Leggere “L’interprete” di Annette Hess, edito da Neri Pozza, è doloroso, dolorosissimo. Eppure io ne consiglierei l’inserimento nel programma di tutte le classi quinte delle superiori. Perché talvolta la narrativa può essere molto utile nel far rivivere gli eventi del passato – in modo più vivido dei libri di testo o dei saggi.
Francoforte, 1963. Durante il processo che vede Fritz Bauer indagare sulle responsabilità di alcuni membri del personale del campo di concentramento di Auschwitz, Eva Bruhns viene assunta come interprete dal polacco degli interrogatori dei testimoni.
I suoi genitori, proprietari di un ristorante in città, si mostrano contrari alla carriera scelta dalla figlia, così come il fidanzato, Jürgen. Ma la giovane, vinta dalla curiosità e dalla passione, accetta comunque il lavoro.
Eva è figlia di un omertoso dopoguerra, di un boom economico in cui si è disperatamente tentato di seppellire il passato. Ma, ascoltando le scioccanti testimonianze del processo, la ragazza si rende conto che non solo i colpevoli sono stati colpevoli, ma anche coloro che hanno collaborato, in silenzio, rendendo possibile l’inferno dei campi di concentramento. E che tra quelli che non hanno mai alzato la voce per protestare, rendendosi complici, potrebbero esserci persone a lei molto vicine…
“L’interprete” è un romanzo sconvolgente e preciso, che rimanda un’immagine complessa e dettagliata della Germania del dopoguerra, dei suoi spettri, dei suoi drammi, frutto di un’accurata ricerca storica da parte dell’autrice.
Se le parti inerenti ai campi di concentramento sono quelle più forti e difficili da leggere (lo abbiamo studiato a scuola, sappiamo che è accaduto realmente, ma perché tendiamo spesso a dimenticarlo?), il romanzo affronta anche altre tematiche interessanti, una su tutte la condizione della donna nel secondo Novecento e l’emancipazione femminile.
Eva è una normale ragazza tedesca del suo tempo, che però non vede il matrimonio come una rinuncia alla sua libertà di scelta, come un’abdicazione totale nei confronti del marito.

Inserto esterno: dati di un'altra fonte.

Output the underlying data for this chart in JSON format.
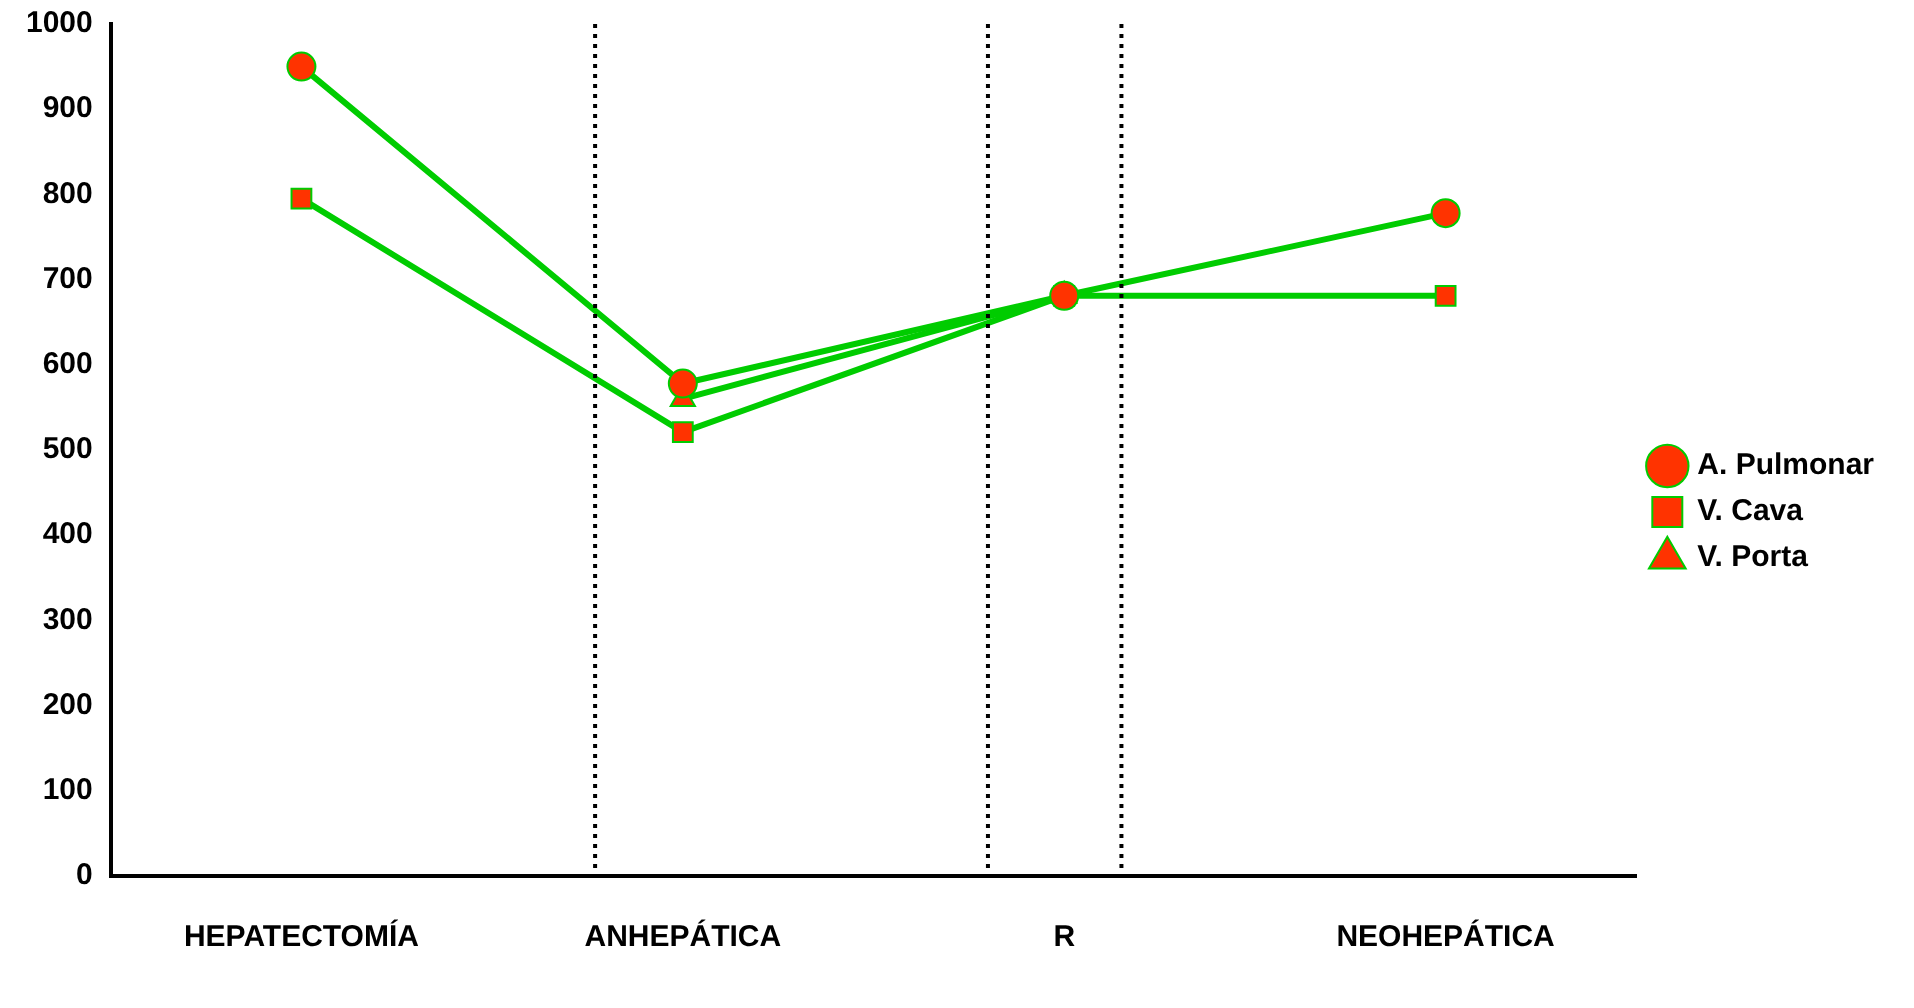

Nella sua volontà – che per una ragazza di oggi è del tutto naturale – di autoaffermarsi, di scegliere da sola il proprio lavoro e la propria strada c’è tutta la sua modernità.
Quello che resta, arrivati all’ultima, sofferta pagina di questo romanzo storico contemporaneo è soprattutto una riflessione sulla colpa, sull’impegno, sulla responsabilità. I colpevoli sono soltanto quelli che agiscono materialmente, che compiono concretamente il male? Oppure anche voltare la testa dall’altra parte, far finita di non vedere per non correre rischi in prima persona è una forma di colpa?
Domande che hanno valore non soltanto applicate al passato, a quello che è stato e non si può cambiare, ma anche al nostro complicato presente. Schierarsi non è mai una scelta facile, perché significa rischiare. Ma spesso è l’unica scelta possibile, se si vuole riuscire a guardarsi allo specchio, per il resto della vita.